What can we learn from hurricanes Harvey, Irma and Maria? To answer that question, and to facilitate planning for future storms, seven universities in Florida, Louisiana and Texas are pooling their money to put together what could be a first-of-its-kind center for hurricane research.
Amr Elnashai, who is helping to create the institute, which is called HuRRI, is vice president for research and technology transfer at the University of Houston. He says the need for the Hurricane Resilience Research Institute stems from frustration over scattered efforts at understanding how storms impact the Gulf Coast.
“We have decided that enough is enough. We have seen this piecemeal response,” Elnashai says “[In some] aspects we get better and better all the time, but really in a piecemeal fashion. And this time, we want to address the whole thing, from the occurrence of a hurricane to the physical impact, to the consequential societal impact, to mitigation, to response, to recovery.”

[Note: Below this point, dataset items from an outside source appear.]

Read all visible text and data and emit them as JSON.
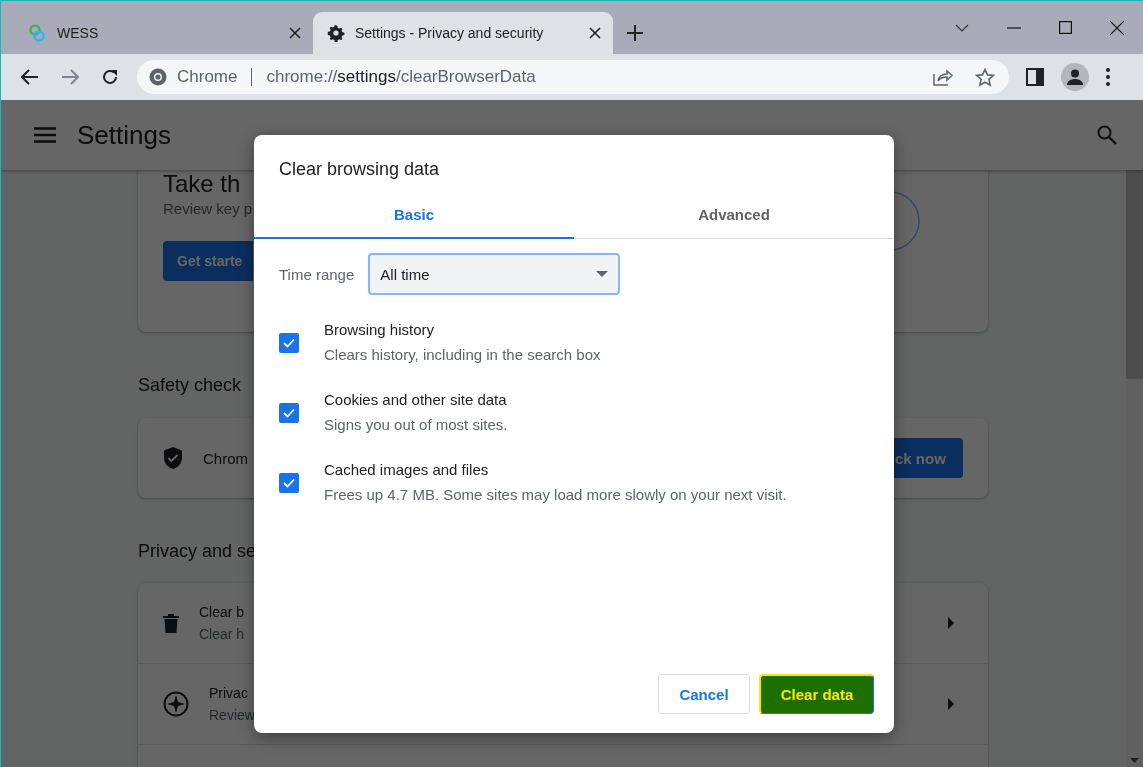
{
  "tabs": [
    {
      "title": "WESS",
      "selected": false
    },
    {
      "title": "Settings - Privacy and security",
      "selected": true
    }
  ],
  "omnibox": {
    "site_label": "Chrome",
    "url_scheme": "chrome://",
    "url_host": "settings",
    "url_path": "/clearBrowserData"
  },
  "settings_header": {
    "title": "Settings"
  },
  "background": {
    "privacy_guide_card": {
      "title": "Take th",
      "text": "Review key p",
      "button": "Get starte"
    },
    "safety_check": {
      "heading": "Safety check",
      "text": "Chrom",
      "button": "ck now"
    },
    "privacy_section": {
      "heading": "Privacy and se",
      "rows": [
        {
          "title": "Clear b",
          "subtitle": "Clear h",
          "kind": "trash"
        },
        {
          "title": "Privac",
          "subtitle": "Review",
          "kind": "compass"
        }
      ]
    }
  },
  "dialog": {
    "title": "Clear browsing data",
    "tabs": [
      {
        "label": "Basic",
        "selected": true
      },
      {
        "label": "Advanced",
        "selected": false
      }
    ],
    "time_range": {
      "label": "Time range",
      "value": "All time"
    },
    "items": [
      {
        "title": "Browsing history",
        "description": "Clears history, including in the search box",
        "checked": true
      },
      {
        "title": "Cookies and other site data",
        "description": "Signs you out of most sites.",
        "checked": true
      },
      {
        "title": "Cached images and files",
        "description": "Frees up 4.7 MB. Some sites may load more slowly on your next visit.",
        "checked": true
      }
    ],
    "buttons": [
      {
        "label": "Cancel",
        "kind": "secondary"
      },
      {
        "label": "Clear data",
        "kind": "primary"
      }
    ]
  }
}
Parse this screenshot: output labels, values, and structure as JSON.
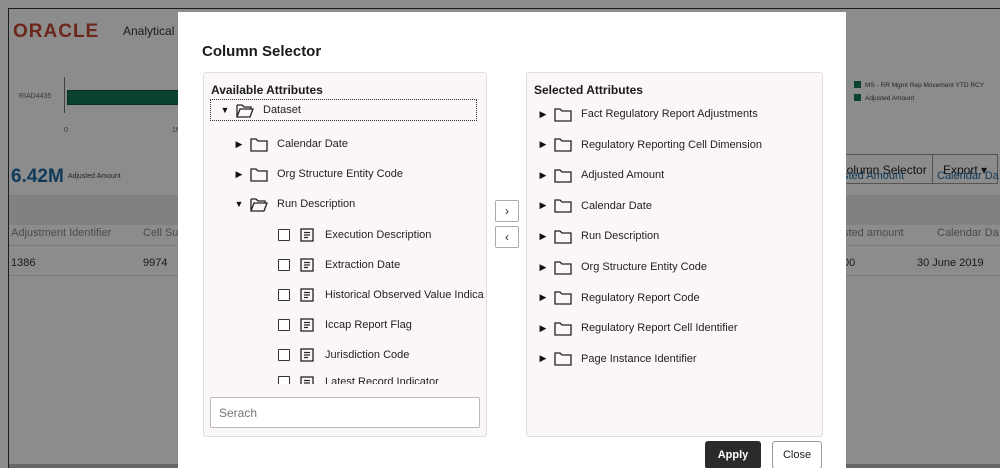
{
  "background": {
    "logo": "ORACLE",
    "app_title": "Analytical",
    "chart": {
      "category": "RIAD4435",
      "ticks": [
        "0",
        "1M"
      ],
      "legend": [
        "MS - RR Mgmt Rep Movement YTD RCY",
        "Adjusted Amount"
      ],
      "legend_colors": [
        "#177b54",
        "#177b54"
      ]
    },
    "kpi": {
      "value": "6.42M",
      "label": "Adjusted Amount"
    },
    "toolbar": {
      "column_selector": "Column Selector",
      "export": "Export"
    },
    "table": {
      "headers_left": [
        "Adjustment Identifier",
        "Cell Su"
      ],
      "headers_right": [
        "sted Amount",
        "Calendar Da"
      ],
      "subheaders_right": [
        "sted amount",
        "Calendar Da"
      ],
      "row_left": [
        "1386",
        "9974"
      ],
      "row_right": [
        "00",
        "30 June 2019"
      ]
    }
  },
  "modal": {
    "title": "Column Selector",
    "available": {
      "title": "Available Attributes",
      "root": "Dataset",
      "folders": [
        "Calendar Date",
        "Org Structure Entity Code",
        "Run Description"
      ],
      "leaves": [
        "Execution Description",
        "Extraction Date",
        "Historical Observed Value Indica",
        "Iccap Report Flag",
        "Jurisdiction Code",
        "Latest Record Indicator"
      ],
      "search_placeholder": "Serach"
    },
    "selected": {
      "title": "Selected Attributes",
      "items": [
        "Fact Regulatory Report Adjustments",
        "Regulatory Reporting Cell Dimension",
        "Adjusted Amount",
        "Calendar Date",
        "Run Description",
        "Org Structure Entity Code",
        "Regulatory Report Code",
        "Regulatory Report Cell Identifier",
        "Page Instance Identifier"
      ]
    },
    "move_right": "›",
    "move_left": "‹",
    "apply": "Apply",
    "close": "Close"
  }
}
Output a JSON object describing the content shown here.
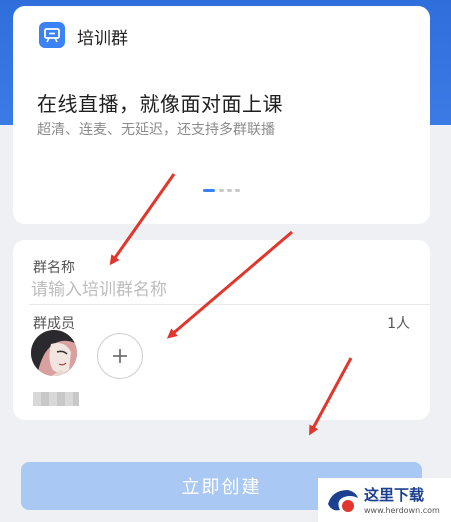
{
  "intro": {
    "title": "培训群",
    "headline": "在线直播，就像面对面上课",
    "subtitle": "超清、连麦、无延迟，还支持多群联播"
  },
  "form": {
    "name_label": "群名称",
    "name_placeholder": "请输入培训群名称",
    "name_value": "",
    "members_label": "群成员",
    "member_count": "1人"
  },
  "actions": {
    "create_label": "立即创建"
  },
  "watermark": {
    "text": "这里下载",
    "url": "www.herdown.com"
  },
  "colors": {
    "accent": "#3b82f6",
    "button_disabled": "#a9c8f3",
    "annotation_arrow": "#e0362c"
  }
}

Elnashai calls the collaborative effort a “bold vision.” He says bringing seven institutions together in this way is unusual.
“In general, in engineering and other fields, the systems view is prevailing nowadays,” Elnashai says. “We want from component solutions to systems solutions.” That means working together to create solutions that address all entities and infrastructure affected by a storm, not just the energy network or flood control, for example.
Texas members of HuRRI include the University of Houston, Texas Tech, Rice Universiy and the University of Texas-Tyler.